Done right, it can help you get out of debt faster. Here’s what you can do to obtain a better loan with favorable terms.
1. Review your credit reports.
The three credit reporting bureaus are: Experian, Equifax and TransUnion. All three maintain personal information about you including your name, address, your loan history and current financial picture.
With so much information vested with these companies, some of that information may not be correct. Therefore, you need to obtain copies of your reports. You can do so for free by visiting AnnualCreditReport.com.
When you obtain your reports, verify that the information about you is correct. If not, contact the respective credit reporting company to have it corrected. These companies have 30 days to update your information if it isn’t challenged by a creditor.
2. Obtain your credit score.
Your credit reports are important and are what determine your credit score. Your credit score is a three-digit number that creditors use when considering your loan request. As you prepare for loan consolidation, you should know your credit score.
You can visit MyFico.com to obtain your score. It is based on five factors that provide an indicator of credit health. If your score comes in low, then problems in your credit report should reveal why. If there are errors in your credit report, then fix those before obtaining your credit score. Your score should accurately reflect your current credit standing.
3. Explore your debt options.
Loan consolidation can be great, but it isn’t without its challenges. First, you may not get approved for a loan. Second, debt consolidation may not take care of your financial problems.
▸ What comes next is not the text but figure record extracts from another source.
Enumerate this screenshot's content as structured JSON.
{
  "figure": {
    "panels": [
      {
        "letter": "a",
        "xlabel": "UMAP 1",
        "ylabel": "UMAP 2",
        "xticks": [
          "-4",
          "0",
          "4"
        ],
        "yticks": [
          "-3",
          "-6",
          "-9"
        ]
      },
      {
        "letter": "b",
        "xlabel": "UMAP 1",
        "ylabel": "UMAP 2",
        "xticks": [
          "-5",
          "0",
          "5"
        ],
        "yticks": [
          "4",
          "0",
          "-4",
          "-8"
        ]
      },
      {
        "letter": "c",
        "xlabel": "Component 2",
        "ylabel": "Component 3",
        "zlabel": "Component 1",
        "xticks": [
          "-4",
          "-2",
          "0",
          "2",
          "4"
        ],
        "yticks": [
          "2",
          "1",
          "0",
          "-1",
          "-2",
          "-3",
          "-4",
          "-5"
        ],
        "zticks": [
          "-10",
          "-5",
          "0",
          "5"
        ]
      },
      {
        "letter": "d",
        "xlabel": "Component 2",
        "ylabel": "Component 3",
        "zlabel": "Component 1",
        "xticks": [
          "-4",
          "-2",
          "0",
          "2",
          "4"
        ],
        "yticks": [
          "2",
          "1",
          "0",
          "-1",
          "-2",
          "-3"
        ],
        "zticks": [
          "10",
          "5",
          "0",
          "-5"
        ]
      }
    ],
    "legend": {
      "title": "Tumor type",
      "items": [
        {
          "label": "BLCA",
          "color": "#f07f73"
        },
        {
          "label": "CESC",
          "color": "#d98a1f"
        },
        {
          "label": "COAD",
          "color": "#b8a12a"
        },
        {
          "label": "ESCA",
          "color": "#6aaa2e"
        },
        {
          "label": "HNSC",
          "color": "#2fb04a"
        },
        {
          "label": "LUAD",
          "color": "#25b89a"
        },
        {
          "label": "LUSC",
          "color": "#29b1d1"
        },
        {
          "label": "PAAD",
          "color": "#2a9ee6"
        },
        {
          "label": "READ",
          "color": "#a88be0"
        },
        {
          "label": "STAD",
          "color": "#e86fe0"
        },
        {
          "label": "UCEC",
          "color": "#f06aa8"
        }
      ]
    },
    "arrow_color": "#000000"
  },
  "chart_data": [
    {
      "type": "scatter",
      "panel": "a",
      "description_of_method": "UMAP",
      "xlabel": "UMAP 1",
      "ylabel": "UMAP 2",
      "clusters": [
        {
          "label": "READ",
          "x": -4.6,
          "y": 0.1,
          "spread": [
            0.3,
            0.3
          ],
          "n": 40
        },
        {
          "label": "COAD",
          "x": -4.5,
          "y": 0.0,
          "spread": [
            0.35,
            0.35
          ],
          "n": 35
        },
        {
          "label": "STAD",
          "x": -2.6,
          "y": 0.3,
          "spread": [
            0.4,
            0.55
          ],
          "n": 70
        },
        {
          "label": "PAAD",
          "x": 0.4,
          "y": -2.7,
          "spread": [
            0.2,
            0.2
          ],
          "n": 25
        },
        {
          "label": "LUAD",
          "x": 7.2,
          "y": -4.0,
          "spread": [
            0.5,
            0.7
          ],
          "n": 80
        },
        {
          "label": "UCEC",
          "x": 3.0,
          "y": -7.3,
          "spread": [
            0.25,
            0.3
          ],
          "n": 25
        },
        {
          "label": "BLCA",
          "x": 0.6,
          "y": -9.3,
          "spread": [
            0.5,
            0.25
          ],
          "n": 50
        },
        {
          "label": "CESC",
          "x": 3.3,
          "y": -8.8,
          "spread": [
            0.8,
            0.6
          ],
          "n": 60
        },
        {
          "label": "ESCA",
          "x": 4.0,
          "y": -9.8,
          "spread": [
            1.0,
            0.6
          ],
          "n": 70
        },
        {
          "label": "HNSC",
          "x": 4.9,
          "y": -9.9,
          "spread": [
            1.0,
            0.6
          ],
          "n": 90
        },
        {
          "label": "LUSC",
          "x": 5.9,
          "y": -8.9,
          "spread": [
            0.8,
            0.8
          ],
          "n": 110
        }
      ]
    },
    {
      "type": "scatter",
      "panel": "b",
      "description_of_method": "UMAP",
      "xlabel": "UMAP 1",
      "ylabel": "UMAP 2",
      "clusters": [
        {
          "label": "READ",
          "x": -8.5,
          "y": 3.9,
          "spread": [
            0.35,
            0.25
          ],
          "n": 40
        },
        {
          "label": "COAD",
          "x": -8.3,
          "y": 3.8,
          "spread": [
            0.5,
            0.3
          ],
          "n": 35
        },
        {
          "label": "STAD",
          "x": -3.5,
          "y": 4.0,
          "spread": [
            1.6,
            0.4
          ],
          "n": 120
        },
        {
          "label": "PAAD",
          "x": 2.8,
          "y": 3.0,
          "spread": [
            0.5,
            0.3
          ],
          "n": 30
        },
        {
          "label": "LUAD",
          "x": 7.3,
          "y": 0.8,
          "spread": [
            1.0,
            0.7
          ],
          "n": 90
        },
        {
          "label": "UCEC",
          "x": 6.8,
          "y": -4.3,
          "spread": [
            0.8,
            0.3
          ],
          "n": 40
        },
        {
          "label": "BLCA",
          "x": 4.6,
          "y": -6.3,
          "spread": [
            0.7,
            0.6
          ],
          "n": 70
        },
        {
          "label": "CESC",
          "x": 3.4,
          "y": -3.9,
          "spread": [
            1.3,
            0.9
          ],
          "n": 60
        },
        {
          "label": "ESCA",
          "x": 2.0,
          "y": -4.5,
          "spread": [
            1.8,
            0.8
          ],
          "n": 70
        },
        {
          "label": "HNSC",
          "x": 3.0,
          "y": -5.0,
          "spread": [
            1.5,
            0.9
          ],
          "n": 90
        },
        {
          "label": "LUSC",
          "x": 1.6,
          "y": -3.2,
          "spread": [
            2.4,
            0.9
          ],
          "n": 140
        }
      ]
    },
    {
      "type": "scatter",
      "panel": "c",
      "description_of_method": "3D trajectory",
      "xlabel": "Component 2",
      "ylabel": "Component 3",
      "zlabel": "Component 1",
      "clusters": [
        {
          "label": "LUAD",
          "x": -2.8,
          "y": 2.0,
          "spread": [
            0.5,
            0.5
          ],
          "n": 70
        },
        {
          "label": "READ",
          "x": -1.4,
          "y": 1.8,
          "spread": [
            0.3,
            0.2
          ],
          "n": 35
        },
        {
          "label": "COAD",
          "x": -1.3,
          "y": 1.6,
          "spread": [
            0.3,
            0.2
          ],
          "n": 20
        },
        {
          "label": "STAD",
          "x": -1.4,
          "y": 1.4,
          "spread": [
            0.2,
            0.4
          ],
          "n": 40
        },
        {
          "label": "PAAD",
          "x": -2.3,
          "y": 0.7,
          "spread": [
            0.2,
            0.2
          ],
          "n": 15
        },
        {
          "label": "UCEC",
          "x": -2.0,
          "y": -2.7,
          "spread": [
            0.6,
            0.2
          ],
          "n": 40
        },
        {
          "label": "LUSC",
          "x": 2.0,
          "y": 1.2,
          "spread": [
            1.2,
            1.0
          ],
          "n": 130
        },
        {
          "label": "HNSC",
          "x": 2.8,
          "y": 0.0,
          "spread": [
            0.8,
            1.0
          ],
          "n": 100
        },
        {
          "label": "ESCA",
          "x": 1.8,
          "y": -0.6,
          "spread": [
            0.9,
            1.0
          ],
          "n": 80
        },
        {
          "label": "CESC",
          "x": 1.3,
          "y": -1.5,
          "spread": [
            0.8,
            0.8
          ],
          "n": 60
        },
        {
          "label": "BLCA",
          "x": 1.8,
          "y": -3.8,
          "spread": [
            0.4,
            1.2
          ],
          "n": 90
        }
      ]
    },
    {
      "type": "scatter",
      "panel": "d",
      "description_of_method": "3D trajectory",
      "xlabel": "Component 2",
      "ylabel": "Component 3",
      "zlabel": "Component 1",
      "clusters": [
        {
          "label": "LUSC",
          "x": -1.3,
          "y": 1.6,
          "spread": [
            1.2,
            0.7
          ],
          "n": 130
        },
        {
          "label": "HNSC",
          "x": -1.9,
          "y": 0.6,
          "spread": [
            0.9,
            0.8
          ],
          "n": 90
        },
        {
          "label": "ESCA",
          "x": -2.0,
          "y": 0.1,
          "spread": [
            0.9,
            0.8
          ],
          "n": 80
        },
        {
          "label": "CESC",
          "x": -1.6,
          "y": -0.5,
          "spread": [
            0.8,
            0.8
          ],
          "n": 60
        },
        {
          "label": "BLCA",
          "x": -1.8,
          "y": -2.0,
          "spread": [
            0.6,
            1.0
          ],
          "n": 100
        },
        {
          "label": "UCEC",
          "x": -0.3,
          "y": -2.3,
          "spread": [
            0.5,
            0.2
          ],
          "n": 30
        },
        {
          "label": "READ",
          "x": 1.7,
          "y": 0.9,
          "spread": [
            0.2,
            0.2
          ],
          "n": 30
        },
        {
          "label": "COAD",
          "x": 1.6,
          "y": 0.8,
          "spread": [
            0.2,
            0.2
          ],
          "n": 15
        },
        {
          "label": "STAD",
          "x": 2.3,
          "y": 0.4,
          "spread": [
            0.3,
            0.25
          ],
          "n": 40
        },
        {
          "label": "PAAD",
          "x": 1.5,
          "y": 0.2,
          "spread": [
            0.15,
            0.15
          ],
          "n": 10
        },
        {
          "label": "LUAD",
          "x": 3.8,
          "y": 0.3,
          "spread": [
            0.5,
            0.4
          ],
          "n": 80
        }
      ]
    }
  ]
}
You have options and these should be explored. First, contact your credit card company to ask for a lower interest rate. Second, consider refinancing your home to save money, funds that can be used to tackle your debt. Third, if you have a life insurance policy or retirement plan, borrowing money may help out. Fourth, consider what assets you own that can be sold. Only move forward with debt consolidation if all of your options have been exhausted.
4. Apply for a loan.
There are several places you can look for a loan. Your bank. A credit union. Through a credit card company.
Your banker may know you and you may have a good track record there. You can also talk to other banks as well as to credit unions. Rates and terms can vary considerably based on how much you want to consolidate and for how long.
Another option is to take transfer your balances to a zero percent interest rate credit card. That rate is for the short term, usually six to 18 months. When the rate period ends, your interest rate will likely soar. Still, it may be a good enough deal to allow you to buy some time.
5. Accept the offer.
You’ve applied for a loan or have received a credit card transfer offer. You have read the fine print and feel comfortable with the loan. At this point you can accept the loan offer.
The funds for the new loan may be used to pay off your debt or you may be issued a check to make payments yourself. As soon as you can, make your payment to complete the consolidation.
With a loan consolidation, your debt has not been canceled. It has merely been shifted to another creditor. That means you are still responsible for paying what you owe.
Make certain that you track your new debt and work at paying it down as soon as possible. You have been given a financial break, so use it wisely.